С тех пор зрела в Иване Шишкине, ждала своего часа мысль о чем-то значительном, счастливом. Он чувствовал эту мысль: хотелось написать пейзаж, в котором бы с предельной ясностью выразилась любовь к жизни, к родной земле, людям. Он еще не знал, не мог себе представить, что это будет за пейзаж, лишь смутным предчувствием жила в нем и не давала покоя мысль об этой прекрасной картине.
«Какая тайна и радость заключаются в окружающей нас природе! — делился он в письмах к отцу. — Сможет ли когда-нибудь человек все до конца понять или это немыслимо, невозможно? Все думаю, думаю, как это перенести на холст? Да сумею ли?»
«Сумеешь», — отец не сомневался в сыне. — Сам он дописывал «Историю города Елабуги», и этим светом озарена была его жизнь. Ухлопав свои небольшие средства на восстановление древней башни на Чертовом городище, на проведение в городе водопровода, он из второй купеческой гильдии перешел в мещанство. Но разве в деньгах счастье? Счастье — в самой жизни. Хотелось так прожить, чтобы всё вокруг становилось лучше. «Верь в себя, Иван, — писал он сыну, — ты еще такое сотворишь, что ахнем все!»
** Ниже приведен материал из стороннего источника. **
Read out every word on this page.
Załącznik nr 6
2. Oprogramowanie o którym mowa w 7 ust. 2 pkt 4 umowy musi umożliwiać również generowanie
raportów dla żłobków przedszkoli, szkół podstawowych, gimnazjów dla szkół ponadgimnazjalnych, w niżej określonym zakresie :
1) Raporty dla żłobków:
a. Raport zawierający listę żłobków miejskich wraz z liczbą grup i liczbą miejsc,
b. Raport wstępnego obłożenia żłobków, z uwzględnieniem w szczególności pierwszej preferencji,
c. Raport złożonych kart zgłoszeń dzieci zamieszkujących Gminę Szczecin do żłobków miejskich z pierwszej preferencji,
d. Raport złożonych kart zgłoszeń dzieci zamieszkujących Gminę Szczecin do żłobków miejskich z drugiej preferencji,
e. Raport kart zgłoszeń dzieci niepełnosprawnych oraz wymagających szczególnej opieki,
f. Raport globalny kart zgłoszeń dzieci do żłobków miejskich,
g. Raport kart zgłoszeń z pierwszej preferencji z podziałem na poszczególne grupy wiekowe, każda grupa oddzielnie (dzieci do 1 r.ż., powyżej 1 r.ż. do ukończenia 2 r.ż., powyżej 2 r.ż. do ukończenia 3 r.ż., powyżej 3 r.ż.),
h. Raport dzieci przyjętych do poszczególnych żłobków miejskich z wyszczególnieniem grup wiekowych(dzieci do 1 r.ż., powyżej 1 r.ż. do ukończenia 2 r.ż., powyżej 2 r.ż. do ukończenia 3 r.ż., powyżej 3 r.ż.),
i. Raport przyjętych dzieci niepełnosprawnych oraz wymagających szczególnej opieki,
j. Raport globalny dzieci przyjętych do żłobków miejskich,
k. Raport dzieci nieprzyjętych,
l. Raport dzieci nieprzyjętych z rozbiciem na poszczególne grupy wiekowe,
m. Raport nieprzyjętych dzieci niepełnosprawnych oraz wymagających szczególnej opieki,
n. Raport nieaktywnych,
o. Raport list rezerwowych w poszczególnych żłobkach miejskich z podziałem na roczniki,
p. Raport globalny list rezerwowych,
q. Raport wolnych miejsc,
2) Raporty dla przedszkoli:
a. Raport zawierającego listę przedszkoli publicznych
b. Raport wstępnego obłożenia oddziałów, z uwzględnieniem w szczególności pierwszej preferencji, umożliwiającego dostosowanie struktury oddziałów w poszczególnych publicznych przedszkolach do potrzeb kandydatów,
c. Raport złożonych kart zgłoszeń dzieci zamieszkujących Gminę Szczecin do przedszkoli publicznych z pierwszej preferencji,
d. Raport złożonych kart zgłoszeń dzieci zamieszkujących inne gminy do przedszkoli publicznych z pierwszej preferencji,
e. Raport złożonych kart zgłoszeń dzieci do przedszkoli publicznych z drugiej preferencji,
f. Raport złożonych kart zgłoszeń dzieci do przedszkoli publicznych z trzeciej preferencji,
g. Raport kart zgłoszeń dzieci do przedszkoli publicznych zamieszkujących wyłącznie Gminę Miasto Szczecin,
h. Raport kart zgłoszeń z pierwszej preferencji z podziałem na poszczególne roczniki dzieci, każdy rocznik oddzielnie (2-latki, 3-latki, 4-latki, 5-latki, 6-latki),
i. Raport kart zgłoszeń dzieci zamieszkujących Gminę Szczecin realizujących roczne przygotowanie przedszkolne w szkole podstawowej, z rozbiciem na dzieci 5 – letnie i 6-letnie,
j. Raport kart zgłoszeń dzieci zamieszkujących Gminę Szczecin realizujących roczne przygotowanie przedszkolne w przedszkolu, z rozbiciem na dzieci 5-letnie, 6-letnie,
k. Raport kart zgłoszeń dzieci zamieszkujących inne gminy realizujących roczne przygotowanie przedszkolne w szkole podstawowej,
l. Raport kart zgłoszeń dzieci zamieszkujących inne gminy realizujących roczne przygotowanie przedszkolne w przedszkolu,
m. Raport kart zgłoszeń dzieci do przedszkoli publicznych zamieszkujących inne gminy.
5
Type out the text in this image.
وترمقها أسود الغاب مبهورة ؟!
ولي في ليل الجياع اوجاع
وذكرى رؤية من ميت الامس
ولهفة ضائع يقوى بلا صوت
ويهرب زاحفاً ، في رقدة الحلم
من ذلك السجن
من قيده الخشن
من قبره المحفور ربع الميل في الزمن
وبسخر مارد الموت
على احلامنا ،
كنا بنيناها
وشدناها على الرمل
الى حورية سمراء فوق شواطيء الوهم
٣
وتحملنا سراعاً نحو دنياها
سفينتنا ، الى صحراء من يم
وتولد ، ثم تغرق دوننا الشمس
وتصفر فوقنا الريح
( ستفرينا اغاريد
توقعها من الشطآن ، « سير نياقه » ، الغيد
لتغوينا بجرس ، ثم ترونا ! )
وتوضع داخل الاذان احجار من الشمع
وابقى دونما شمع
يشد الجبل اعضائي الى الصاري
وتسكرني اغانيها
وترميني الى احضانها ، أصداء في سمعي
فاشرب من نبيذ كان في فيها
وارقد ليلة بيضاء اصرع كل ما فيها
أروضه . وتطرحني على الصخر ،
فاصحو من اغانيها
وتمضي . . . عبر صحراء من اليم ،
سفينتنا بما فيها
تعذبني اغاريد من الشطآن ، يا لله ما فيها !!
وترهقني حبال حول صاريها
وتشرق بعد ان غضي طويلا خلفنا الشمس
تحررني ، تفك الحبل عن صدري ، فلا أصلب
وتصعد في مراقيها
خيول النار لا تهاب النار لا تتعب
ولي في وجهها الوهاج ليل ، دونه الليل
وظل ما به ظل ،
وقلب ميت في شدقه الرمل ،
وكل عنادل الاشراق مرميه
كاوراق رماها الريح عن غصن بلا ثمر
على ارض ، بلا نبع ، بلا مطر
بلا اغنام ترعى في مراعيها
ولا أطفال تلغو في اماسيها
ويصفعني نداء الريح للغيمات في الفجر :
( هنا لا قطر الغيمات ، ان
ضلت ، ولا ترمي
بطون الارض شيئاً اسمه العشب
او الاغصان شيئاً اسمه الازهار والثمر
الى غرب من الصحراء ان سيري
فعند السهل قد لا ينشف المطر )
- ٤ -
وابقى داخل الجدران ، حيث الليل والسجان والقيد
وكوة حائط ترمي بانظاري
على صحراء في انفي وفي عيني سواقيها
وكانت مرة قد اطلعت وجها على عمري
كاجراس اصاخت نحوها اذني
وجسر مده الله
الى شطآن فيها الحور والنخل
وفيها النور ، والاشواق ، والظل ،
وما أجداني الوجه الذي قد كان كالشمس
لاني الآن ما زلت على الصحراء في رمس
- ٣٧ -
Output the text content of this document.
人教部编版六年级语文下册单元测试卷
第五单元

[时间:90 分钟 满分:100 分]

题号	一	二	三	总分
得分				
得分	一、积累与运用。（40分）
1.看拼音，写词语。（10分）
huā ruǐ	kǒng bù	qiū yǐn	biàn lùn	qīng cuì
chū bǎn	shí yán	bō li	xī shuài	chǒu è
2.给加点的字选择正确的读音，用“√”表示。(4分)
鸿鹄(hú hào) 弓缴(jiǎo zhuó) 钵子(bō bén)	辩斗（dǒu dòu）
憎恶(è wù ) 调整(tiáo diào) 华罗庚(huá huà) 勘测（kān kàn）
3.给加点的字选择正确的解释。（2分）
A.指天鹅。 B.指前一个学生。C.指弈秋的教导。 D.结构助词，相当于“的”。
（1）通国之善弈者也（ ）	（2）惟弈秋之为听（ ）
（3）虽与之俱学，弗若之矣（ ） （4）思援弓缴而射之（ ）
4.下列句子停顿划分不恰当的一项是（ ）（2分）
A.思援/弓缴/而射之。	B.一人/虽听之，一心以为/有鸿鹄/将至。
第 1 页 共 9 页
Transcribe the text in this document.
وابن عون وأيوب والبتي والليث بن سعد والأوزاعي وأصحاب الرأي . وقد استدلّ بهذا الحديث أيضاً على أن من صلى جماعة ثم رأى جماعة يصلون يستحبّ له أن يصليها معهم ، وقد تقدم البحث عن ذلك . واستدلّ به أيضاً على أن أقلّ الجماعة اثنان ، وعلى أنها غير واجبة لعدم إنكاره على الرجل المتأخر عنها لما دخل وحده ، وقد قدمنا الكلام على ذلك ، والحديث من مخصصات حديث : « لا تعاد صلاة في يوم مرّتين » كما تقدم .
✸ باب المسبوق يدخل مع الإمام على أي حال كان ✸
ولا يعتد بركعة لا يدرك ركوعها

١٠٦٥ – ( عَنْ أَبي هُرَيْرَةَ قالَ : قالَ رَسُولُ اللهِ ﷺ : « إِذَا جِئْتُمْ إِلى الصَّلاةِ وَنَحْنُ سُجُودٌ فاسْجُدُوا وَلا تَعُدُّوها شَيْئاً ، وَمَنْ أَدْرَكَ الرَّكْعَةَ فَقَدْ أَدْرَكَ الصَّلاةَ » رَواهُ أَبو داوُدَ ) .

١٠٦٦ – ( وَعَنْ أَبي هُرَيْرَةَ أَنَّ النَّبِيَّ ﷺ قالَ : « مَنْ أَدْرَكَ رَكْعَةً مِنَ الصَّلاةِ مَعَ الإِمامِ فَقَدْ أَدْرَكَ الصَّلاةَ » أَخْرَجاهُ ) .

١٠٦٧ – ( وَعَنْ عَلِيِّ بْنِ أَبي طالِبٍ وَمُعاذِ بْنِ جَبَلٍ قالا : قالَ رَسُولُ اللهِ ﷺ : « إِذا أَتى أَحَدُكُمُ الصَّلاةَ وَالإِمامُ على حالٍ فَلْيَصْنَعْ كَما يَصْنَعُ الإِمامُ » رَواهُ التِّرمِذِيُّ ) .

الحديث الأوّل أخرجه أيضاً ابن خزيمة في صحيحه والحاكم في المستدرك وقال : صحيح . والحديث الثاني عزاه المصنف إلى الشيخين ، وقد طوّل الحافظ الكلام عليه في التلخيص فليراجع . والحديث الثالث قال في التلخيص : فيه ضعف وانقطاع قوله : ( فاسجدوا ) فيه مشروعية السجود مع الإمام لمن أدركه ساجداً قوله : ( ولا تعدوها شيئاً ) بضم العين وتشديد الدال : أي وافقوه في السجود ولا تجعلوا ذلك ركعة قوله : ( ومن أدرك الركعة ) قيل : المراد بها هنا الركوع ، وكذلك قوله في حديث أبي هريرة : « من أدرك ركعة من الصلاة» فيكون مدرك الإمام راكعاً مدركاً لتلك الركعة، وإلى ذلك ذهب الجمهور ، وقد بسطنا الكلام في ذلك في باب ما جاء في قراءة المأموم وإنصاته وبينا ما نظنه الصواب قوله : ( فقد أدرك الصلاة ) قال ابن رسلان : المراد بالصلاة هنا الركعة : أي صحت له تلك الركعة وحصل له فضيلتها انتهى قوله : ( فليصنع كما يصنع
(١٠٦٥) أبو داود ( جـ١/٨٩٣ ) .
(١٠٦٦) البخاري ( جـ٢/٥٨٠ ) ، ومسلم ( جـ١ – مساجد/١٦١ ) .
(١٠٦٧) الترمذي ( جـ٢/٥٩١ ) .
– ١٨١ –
Но отец не дожил до того лета, когда приехал Иван Иванович в родную Елабугу уже маститым художником, у полотен которого, как и у полотен Айвазовского, часами стояли люди в задумчивости и удивлении: как же простыми красками можно передать столько?
Была отрадная пора сенокоса. Шумные, июльские дожди стремительно проносились над лесами и пашнями, коромысло радуги одним концом падало в Каму, другим — в Тойму, и все вокруг звенело, сверкало, полнясь бодрящей свежестью. Шишкин любил солнечные дни. Он много ходил и все чего-то искал, искал… высматривал и почти ничего не писал.
Но вот он набрел на ржаное поле и поразился его величию и размаху! Под тяжестью крупных колосьев стебли слегка наклонились, и тихий чуть слышный звон плыл над полем в сухом горячем воздухе. И откуда-то издалека, то ли из прошлого, то ли из будущего, брели навстречу могучие, состарившиеся в пути сосны. Шишкин сел прямо на траву, обхватил руками колени, и замер.
Созревшие колосья шелестели у самого уха. Низко над полем, чиркая крыльями по ржи, носились ласточки, видно, к дождю. И горизонт был затянут пепельно-сизой предгрозовой морочью. Но до грозы было еще далеко. Жарко синело над головой небо, душисто млела трава, отдавая полынной горечью, и так волнующе-спокойно было вокруг, что временами казалось — и не сидишь ты, а вместе с землей, вместе с этим золотистым полем и знойным предгрозовым небом, с этой пахучей теплой травой плывешь куда-то высоко-высоко, и полет этот длится долго-долго, тысячи лет…
Мир словно распахнулся перед Шишкиным. То, что долгие годы теплилось в душе смутным, неясным ожиданием, предчувствием чего-то большого и прекрасного, вдруг отчетливо возникло перед глазами. Иван Иванович поднялся и пошел вдоль поля, трогая руками колосья. В тот же день, не переводя духа, написал один за другим несколько этюдов.